We have seen sporadic OOD login timeouts after one authenticates, which correspond to a log message like:

[Tue Mar 12 12:41:43.274829 2024] [proxy_http:error] [pid 185398:tid 139664266614528] (70007)The timeout specified has expired: [client 155.101.16.32:45342] AH01102: error reading status line from remote server httpd-UDS:0, referer: https://ondemand-class.chpc.utah.edu/pun/sys/dashboard/batch_connect/sessions

These messages show much more often than just the login timeouts which are quite rare, and we have tracked that to a timed out squeue call which happens roughly every 5-10 seconds for each logged in user. I guess the PUN is running squeue periodically to query the state of user’s jobs and update their status in OOD.
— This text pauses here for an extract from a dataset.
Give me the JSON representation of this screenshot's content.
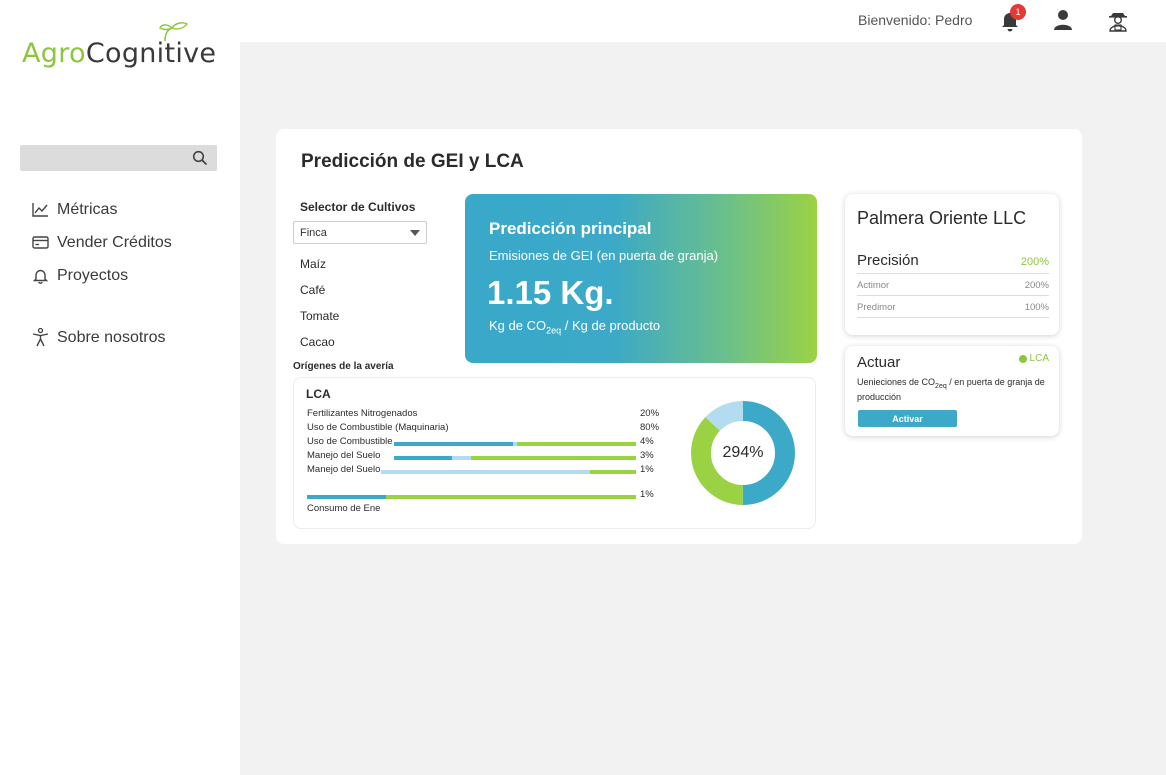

What is the default interval of these queries and can it be changed? I would like to experiment with making it longer to see if we continue seeing these timeout log messages.

Thanks,
Martin

You can set the environment variable POLL_DELAY in the env file. This is the time in milliseconds it’ll wait to query squeue or similar. It’s default is 10000 (10 seconds).

I just filed a ticket to make this a proper configuration, so you should see the actual configuration in the next release.

Thanks Jeff. Is there also a timeout for how long OOD waits for the return of the SLURM command? Perhaps we should increase that to get rid of the errors like I posted earlier?

No. I seem to recall slurm has it’s own timeout of 60 seconds to complete the command - though I’m now unable to find the documentation for the same. That’s the same length of the apache request timeout.

If you’re able to extend the timeout on the Slurm side, you’d have to likely extend the timeout in apache too.